大橋さんはどのようにしてXRの世界に飛び込み、歩んでいったのでしょうか。
最初に勤めた電動バイクをつくるベンチャー企業でスタートアップ魂を学んだという大橋さん。その後、ショートフィルムの映画祭を企画する会社に勤めていた頃、 “VR元年”と呼ばれる2016年を迎えます。映画祭にもVR作品の応募が増え始め、全く新しい映像作品の世界に魅了された大橋さんは、2019年に株式会社CinemaLeapを立ち上げました。
近年のヴェネツィア国際映画祭やカンヌ国際映画祭にはXR部門があり、島をひとつ貸し切り、世界中から集まったXR作品を展示する試みがあるほど注目されています。
今年のヴェネツィア国際映画祭出展作品の中には、VRの世界の中での飲食を通して脳波を測定し、人の感情によって内容が変化する等、インスタレーション的な作品もあるのだとか。今やXR作品は、つくり手側の様々な個性や試行錯誤が垣間見える新しいジャンルになっているそうです。
そんなXR作品を手掛けるCinemaLeapさんがこれまでに制作した映画は8作品。前述の映画祭に出展したり、博物館や美術館での展示、専用プラットフォーム上での配信等、幅広く展開しています。
最近では、SONYから発売されているデバイスを使った“癒し”をテーマにした作品や、京都の美術館監修のもと、オリジナルのお茶椀型触覚デバイスで茶道の世界楽しむことができるような作品の制作、また、XRに特化した国際映画祭「Beyond the Frame Festival」(第5回となる2024年は10月25日~27日に開催)を主催するなど、日々XRの普及に邁進されています。
また、映画制作のほかにも、歴代の小田急ロマンスカーに乗って時代を超えた旅が体験できるロマンスカーミュージアムの「時を旅する体験型VR」の制作など、これまでの経験を生かして自治体や企業から依頼されたコンテンツ制作にも取り組んでいます。
最後に、大橋さんがこれから挑戦していく新規事業として、「IMMERSIVE JOURNEY」という大型XRエンターテインメント施設についてご紹介いただきました。
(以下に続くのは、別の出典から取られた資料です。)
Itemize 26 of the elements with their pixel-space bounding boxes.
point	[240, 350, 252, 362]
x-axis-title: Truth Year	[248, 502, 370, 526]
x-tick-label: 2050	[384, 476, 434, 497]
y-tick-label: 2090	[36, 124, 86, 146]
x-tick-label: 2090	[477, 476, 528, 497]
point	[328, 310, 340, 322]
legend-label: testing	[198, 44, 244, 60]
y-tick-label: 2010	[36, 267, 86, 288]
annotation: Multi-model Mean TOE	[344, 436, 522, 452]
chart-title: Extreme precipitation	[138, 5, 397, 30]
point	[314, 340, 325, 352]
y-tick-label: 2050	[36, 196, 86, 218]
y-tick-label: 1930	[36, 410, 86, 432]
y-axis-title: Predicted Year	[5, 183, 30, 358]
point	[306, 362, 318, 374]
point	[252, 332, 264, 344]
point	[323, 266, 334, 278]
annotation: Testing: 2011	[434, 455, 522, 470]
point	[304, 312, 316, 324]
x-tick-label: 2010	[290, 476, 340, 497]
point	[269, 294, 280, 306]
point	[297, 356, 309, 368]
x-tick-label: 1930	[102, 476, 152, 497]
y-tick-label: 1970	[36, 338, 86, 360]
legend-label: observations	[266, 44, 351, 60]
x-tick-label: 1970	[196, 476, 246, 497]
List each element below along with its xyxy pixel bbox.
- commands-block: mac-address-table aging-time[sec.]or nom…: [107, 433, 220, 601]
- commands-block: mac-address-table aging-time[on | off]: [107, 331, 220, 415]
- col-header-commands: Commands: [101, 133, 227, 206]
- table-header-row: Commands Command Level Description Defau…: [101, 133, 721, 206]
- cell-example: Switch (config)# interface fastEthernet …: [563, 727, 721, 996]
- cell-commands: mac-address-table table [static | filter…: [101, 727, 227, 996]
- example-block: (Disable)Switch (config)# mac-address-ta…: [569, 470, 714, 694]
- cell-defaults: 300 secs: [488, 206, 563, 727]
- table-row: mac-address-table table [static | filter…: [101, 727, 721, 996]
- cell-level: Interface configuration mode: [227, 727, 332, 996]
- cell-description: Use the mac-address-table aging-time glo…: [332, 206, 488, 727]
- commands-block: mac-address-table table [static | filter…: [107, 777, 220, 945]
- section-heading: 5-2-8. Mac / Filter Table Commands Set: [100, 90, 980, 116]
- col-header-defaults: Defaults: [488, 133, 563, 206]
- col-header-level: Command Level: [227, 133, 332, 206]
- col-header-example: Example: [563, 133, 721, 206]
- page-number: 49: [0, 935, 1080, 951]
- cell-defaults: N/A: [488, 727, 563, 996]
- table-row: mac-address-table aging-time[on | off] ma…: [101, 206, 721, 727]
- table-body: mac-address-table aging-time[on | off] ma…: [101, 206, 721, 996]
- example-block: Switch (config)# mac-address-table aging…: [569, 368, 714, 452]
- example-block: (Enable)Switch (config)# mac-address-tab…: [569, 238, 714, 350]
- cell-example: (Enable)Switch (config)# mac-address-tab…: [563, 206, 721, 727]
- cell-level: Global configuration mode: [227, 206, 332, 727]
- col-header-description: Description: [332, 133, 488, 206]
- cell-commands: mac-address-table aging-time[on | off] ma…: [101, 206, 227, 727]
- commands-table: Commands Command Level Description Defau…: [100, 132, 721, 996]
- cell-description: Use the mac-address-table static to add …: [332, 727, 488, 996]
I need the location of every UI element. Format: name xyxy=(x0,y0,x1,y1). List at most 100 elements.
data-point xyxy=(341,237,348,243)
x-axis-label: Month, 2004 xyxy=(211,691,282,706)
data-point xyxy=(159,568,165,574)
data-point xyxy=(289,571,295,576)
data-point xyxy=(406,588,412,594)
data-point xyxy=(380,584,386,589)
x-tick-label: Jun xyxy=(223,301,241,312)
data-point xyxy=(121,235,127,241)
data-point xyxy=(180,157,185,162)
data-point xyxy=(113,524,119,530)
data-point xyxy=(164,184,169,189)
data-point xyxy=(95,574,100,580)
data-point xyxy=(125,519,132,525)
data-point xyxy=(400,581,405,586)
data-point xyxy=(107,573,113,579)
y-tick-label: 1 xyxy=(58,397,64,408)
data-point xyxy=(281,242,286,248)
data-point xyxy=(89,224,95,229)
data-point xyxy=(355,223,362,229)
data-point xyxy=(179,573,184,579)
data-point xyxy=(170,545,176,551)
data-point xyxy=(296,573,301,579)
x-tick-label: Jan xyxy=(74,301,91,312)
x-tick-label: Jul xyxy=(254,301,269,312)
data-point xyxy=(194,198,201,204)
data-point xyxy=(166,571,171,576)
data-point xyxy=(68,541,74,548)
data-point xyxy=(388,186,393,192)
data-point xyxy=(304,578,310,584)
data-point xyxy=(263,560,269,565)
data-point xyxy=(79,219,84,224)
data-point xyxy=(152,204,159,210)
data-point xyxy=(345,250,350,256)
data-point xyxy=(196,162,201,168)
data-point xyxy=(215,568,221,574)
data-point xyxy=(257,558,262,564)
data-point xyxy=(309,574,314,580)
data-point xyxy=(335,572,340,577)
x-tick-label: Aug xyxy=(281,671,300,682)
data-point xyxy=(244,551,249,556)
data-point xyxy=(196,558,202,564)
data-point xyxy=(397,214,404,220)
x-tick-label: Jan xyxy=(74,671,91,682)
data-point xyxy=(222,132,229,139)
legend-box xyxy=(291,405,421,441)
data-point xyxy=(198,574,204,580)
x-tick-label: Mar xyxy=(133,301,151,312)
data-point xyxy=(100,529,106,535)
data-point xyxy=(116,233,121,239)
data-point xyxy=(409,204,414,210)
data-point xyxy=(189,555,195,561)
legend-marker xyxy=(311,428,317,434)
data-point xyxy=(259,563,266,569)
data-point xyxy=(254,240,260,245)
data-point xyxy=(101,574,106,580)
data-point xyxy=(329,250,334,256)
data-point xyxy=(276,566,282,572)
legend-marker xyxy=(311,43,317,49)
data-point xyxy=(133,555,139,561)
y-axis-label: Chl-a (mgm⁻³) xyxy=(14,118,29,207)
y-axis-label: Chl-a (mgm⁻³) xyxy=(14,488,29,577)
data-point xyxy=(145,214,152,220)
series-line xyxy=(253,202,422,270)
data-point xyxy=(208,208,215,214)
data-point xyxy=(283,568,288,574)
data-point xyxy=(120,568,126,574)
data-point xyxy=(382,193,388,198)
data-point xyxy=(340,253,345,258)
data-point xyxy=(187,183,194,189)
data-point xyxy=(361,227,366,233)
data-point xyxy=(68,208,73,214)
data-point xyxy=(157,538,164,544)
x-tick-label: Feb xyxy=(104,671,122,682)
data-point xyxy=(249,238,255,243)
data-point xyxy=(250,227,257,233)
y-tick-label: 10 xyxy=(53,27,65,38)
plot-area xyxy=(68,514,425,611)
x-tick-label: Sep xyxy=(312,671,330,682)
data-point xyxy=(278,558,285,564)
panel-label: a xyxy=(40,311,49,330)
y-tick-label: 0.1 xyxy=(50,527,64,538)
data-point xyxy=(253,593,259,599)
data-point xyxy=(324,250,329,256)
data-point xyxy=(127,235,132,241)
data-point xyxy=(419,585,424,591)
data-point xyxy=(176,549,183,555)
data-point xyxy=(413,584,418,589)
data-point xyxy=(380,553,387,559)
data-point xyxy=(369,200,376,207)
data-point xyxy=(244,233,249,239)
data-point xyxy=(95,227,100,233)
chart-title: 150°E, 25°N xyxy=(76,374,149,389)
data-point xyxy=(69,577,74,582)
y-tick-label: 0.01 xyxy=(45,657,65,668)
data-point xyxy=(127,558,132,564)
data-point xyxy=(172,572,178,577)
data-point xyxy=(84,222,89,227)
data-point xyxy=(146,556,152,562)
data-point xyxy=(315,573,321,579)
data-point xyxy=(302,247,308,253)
日本ではまだ普及率が低いXRを、エンターテインメントとして普及していくことが必要と思い、施設として楽しんでもらおうと考えた大橋さん。
これまで施設として運営することが厳しい面もあったXR施設ですが、IMMERSIVE JOURNEYでは最小限のスタッフ数で一度に多くの方を受け入れることができるため、体験施設としての新しい波が生まれるのではないかと期待しているとのこと。
今回は第1弾として、世界各都市で100万人を超える方に体験されている古代エジプト文明をテーマにした「HORIZON OF KHUFU(ホライゾン・オブ・クフ)」という作品が体験できるそう。「没入感のある旅」をコンセプトとし今後は様々な時代、シチュエーションを旅できるオリジナル作品の制作も進めていきたいとお話しされていました。
なお、プレゼン会当時「IMMERSIVE JOURNEY」オープンに向けて実施中だったクラウドファンディングは見事達成!多くの方の支援とともに、好調なスタートを切ったとのことです。
さらに、ゆくゆくは城など日本の様々な観光資源をXRのフォーマットと掛け合わせて、オリジナルコンテンツをつくる夢もあるのだとか。コンテンツそのものと運営オペレーションをセットにして全国展開していくことで、XRの新たな可能性も生まれると、熱く語る大橋さん。協業できるパートナーも探しているとのことで、今後の展開に胸が膨らみます。
大橋さんの飽くなき探求心と好奇心が生み出す、見て、感じて、どっぷりと浸かることができるXR作品たち。
新しいエンターテインメントという名の海に漕ぎ出していくCinemaLeapさんから、これからも目が離せません!